LY 300164, a novel antagonist of AMPA/kainate receptors, potentiates the anticonvulsive activity of antiepileptic drugs.[Pubmed:9832379]
Eur J Pharmacol. 1998 Oct 23;359(2-3):103-9.
LY 300164 [7-acetyl-5-(4-aminophenyl)-8,9-dihydro-8-methyl-7H-1,3-dioxolo(4, 5H)-2,3-benzodiazepine], administered intraperitoneally up to 2 mg/kg, did not influence the threshold for electroconvulsions. In doses of 2.5-4 mg/kg, LY 300164 significantly raised the threshold. In subprotective doses against electroconvulsions, this excitatory amino acid receptor antagonist enhanced the protective activity of intraperitoneally given valproate, carbamazepine and diphenylhydantoin against maximal electroshock-induced convulsions in mice. The anticonvulsive action of phenobarbital was potentiated by LY 300164 only at 2 mg/kg. The non-N-methyl-D-aspartate receptor antagonist did not affect the plasma levels of the antiepileptic drugs, so a pharmacokinetic interaction is not probable. Combined treatment with LY 300164 (2 mg/kg) and the antiepileptics studied (providing 50% protection against maximal electroshock) did not impair the motor performance of mice, evaluated in the chimney test.
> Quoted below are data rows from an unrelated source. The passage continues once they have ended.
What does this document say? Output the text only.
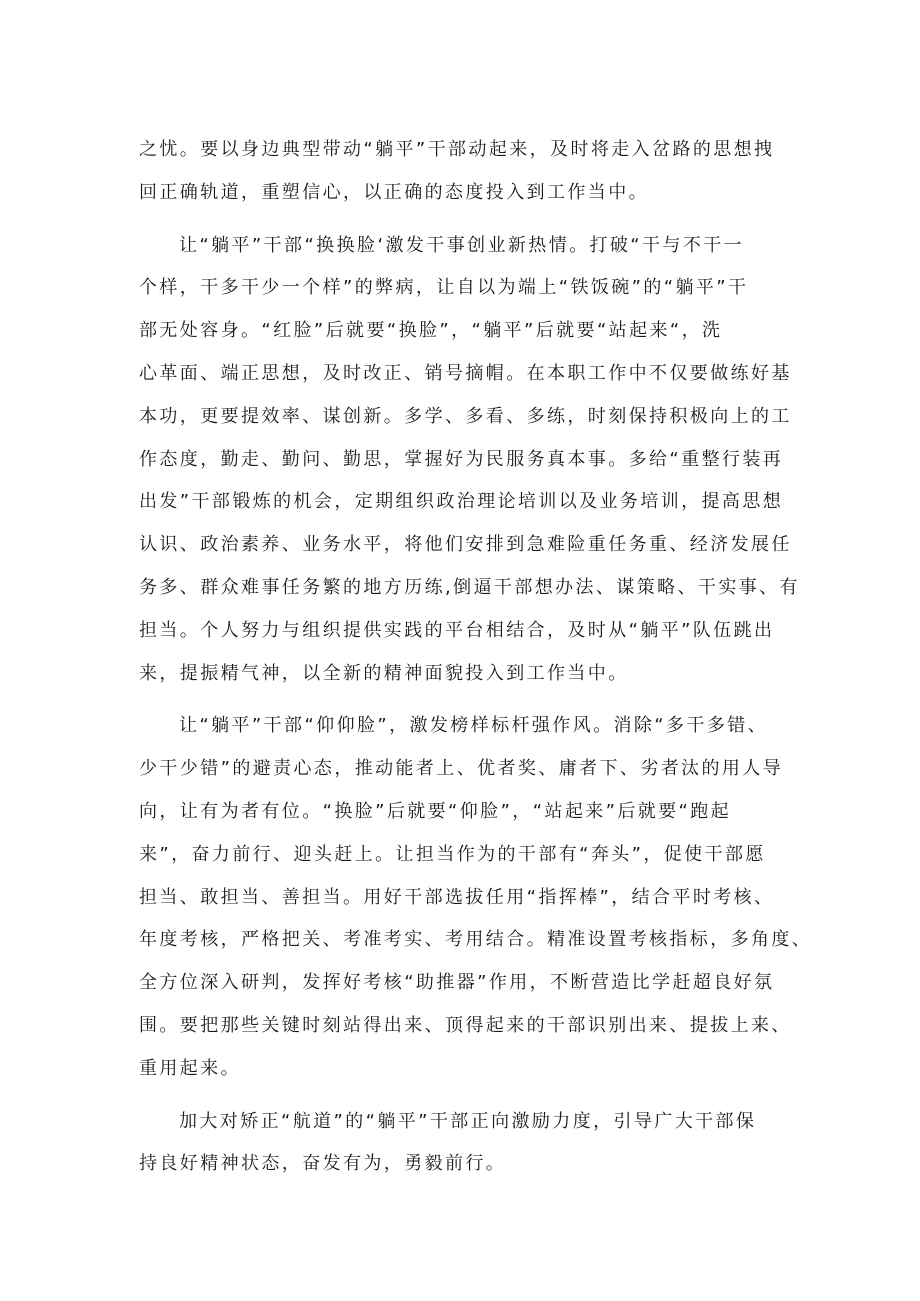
之忧。要以身边典型带动“躺平”干部动起来，及时将走入岔路的思想拽
回正确轨道，重塑信心，以正确的态度投入到工作当中。

让“躺平”干部“换换脸‘激发干事创业新热情。打破“干与不干一
个样，干多干少一个样”的弊病，让自以为端上“铁饭碗”的“躺平”干
部无处容身。“红脸”后就要“换脸”，“躺平”后就要“站起来“，洗
心革面、端正思想，及时改正、销号摘帽。在本职工作中不仅要做练好基
本功，更要提效率、谋创新。多学、多看、多练，时刻保持积极向上的工
作态度，勤走、勤问、勤思，掌握好为民服务真本事。多给“重整行装再
出发”干部锻炼的机会，定期组织政治理论培训以及业务培训，提高思想
认识、政治素养、业务水平，将他们安排到急难险重任务重、经济发展任
务多、群众难事任务繁的地方历练,倒逼干部想办法、谋策略、干实事、有
担当。个人努力与组织提供实践的平台相结合，及时从“躺平”队伍跳出
来，提振精气神，以全新的精神面貌投入到工作当中。

让“躺平”干部“仰仰脸”，激发榜样标杆强作风。消除“多干多错、
少干少错”的避责心态，推动能者上、优者奖、庸者下、劣者汰的用人导
向，让有为者有位。“换脸”后就要“仰脸”，“站起来”后就要“跑起
来”，奋力前行、迎头赶上。让担当作为的干部有“奔头”，促使干部愿
担当、敢担当、善担当。用好干部选拔任用“指挥棒”，结合平时考核、
年度考核，严格把关、考准考实、考用结合。精准设置考核指标，多角度、
全方位深入研判，发挥好考核“助推器”作用，不断营造比学赶超良好氛
围。要把那些关键时刻站得出来、顶得起来的干部识别出来、提拔上来、
重用起来。

加大对矫正“航道”的“躺平”干部正向激励力度，引导广大干部保
持良好精神状态，奋发有为，勇毅前行。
Valproate, at its ED50 of 280 mg/kg against maximal electroshock, produced motor impairment. As shown in the passive avoidance task, combination of LY 300164 (2 mg/kg) with valproate or diphenylhydantoin resulted in impairment of long-term memory. Alone among the antiepileptics, valproate (280 mg/kg) and phenobarbital (28.5 mg/kg) disturbed long-term memory. The results suggest that blockade of glutamate-mediated events via non-NMDA receptors leads to enhancement of the anticonvulsive activity of conventional antiepileptics. Some combinations of LY 300164 with antiepileptic drugs were superior to these antiepileptics alone in terms of their lack of adverse effects.